I am 44. I married my ex-husband at 18. I was married for 25 yrs, but for the last 7 I had nothing to do with him. I moved to another state and focused on raising our daughter. He was emotionally and physically abusive. He cheated on me several times. He’s threatened my life, my parents life and the life of our daughter. When I left him, I had no tears to shed. I was out of tears from the years earlier and I was liberated by being free of him. Getting my papers finalized, was a celebration. Part of me feels guilty for feeling like that because I know how sacared marriage is. After what he put me through I think its undestandable.
When I met my co-worker we were friends for 2 years before anything happened. I fell head over heels for him. He was not like my ex at all. I think that contributed to the fast hard fall I experienced. We were never in a “relationship” …we were more like FWBs. The end to what we had took me to my knees. I felt/feel so broken. The rejection was demeaning.
I have to make better choices. Obviously I haven’t done that so far with the two loves in my life. The first one didn’t know how to love and the second one couldn’t.
You said, “There were too many things about him that I didn’t care for and that weren’t compatible with my needs. Instead, while with him, I tried to please him. Tried to adapt to his life and devalued myself.”

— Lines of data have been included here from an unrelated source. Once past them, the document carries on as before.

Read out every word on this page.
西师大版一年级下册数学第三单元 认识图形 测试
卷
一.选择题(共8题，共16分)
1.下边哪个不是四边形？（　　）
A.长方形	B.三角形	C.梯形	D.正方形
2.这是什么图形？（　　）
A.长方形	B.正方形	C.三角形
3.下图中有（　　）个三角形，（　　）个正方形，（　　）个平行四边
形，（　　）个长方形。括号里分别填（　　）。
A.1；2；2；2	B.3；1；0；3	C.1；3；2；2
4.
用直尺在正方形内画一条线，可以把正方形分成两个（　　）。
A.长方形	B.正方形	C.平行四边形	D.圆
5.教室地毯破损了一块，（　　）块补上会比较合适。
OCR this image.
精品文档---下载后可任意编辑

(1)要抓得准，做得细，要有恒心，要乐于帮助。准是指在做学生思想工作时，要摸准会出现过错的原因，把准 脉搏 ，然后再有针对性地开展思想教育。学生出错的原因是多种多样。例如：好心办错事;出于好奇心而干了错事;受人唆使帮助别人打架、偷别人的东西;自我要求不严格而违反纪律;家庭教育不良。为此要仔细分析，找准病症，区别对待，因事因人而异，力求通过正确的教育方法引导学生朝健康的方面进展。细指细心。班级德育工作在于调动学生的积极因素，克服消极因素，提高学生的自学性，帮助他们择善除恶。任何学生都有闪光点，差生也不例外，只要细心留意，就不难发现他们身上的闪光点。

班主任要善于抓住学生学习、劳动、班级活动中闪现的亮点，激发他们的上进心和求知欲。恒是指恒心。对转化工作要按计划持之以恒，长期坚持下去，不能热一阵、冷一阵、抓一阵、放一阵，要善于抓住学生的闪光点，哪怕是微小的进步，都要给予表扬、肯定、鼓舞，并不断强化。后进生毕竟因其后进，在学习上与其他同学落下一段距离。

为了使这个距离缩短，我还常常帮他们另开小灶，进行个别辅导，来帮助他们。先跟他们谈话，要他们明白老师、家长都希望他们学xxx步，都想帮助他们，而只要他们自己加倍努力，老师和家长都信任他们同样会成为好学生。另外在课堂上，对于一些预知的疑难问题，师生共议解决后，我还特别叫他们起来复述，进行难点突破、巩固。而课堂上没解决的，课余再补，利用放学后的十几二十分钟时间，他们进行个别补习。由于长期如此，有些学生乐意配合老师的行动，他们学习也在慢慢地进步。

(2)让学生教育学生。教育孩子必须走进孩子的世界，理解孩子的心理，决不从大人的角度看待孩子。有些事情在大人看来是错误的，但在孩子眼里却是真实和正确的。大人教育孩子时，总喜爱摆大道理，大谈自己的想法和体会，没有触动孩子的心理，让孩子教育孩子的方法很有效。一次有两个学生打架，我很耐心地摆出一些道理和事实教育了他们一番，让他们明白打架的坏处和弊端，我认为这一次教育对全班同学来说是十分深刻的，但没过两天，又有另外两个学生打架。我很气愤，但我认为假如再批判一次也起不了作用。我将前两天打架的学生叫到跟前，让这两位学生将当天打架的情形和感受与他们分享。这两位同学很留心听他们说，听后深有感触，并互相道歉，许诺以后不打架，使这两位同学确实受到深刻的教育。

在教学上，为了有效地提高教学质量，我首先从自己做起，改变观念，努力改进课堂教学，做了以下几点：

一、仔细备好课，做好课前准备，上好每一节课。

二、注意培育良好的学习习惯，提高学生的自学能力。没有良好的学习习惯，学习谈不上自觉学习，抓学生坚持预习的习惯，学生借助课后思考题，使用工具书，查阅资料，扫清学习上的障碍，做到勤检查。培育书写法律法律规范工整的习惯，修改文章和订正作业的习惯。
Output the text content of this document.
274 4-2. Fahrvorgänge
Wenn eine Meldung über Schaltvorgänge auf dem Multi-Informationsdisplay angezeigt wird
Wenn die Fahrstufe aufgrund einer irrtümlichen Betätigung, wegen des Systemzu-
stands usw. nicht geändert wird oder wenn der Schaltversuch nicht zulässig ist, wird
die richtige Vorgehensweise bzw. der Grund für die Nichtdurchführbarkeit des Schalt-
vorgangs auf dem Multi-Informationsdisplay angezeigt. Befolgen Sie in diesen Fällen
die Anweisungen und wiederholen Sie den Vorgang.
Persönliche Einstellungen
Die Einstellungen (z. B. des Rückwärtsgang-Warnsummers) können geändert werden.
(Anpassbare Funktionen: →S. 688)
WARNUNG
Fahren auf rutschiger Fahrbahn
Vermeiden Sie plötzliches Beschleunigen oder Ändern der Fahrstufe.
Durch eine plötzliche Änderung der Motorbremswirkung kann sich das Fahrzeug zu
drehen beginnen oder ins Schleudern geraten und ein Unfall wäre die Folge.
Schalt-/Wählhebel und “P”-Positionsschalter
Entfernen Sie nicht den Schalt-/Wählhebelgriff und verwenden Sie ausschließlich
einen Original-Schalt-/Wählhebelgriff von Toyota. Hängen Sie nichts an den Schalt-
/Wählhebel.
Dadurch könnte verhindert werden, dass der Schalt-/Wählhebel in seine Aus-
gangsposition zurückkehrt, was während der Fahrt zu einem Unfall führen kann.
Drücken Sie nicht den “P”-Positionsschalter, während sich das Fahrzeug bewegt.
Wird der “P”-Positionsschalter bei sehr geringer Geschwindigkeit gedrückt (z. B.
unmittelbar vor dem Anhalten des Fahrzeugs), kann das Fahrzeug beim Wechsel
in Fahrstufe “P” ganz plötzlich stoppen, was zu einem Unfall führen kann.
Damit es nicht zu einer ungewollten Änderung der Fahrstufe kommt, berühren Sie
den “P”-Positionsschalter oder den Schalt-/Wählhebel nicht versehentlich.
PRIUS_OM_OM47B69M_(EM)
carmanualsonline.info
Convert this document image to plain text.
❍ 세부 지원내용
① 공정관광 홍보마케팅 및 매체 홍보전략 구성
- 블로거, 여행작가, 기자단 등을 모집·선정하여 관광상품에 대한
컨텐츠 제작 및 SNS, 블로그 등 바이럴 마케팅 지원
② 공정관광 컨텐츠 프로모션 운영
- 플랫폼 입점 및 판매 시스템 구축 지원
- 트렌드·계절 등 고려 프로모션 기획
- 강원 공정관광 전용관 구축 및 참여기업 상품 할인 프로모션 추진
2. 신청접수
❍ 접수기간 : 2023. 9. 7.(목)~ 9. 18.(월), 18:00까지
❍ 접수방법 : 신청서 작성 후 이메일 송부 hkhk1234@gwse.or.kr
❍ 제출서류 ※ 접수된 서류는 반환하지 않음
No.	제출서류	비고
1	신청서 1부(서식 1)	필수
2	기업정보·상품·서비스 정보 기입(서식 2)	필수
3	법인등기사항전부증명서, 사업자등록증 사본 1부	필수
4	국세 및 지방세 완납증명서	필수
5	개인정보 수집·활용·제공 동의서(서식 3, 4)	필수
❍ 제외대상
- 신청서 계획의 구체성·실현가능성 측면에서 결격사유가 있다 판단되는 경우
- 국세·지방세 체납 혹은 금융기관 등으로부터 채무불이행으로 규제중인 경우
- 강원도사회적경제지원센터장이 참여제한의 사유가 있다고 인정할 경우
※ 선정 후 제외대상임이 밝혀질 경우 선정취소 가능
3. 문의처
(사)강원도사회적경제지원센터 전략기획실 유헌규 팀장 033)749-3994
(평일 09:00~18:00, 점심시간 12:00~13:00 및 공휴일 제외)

I find myself doing that also.
Why do we do that?
Is it low self-esteem?
Is it the way were raised?
Is it in our nature/ part of our personality?
Maybe it’s a combination of things. I do know, I don’t like it. I know I’m a people pleaser. I have a difficult time saying, “no”. I see others doing what you mentioned above and I hate it and speak on it. That’s hypocritical of me, isn’t it? I guess I see in them, what I don’t like in myself.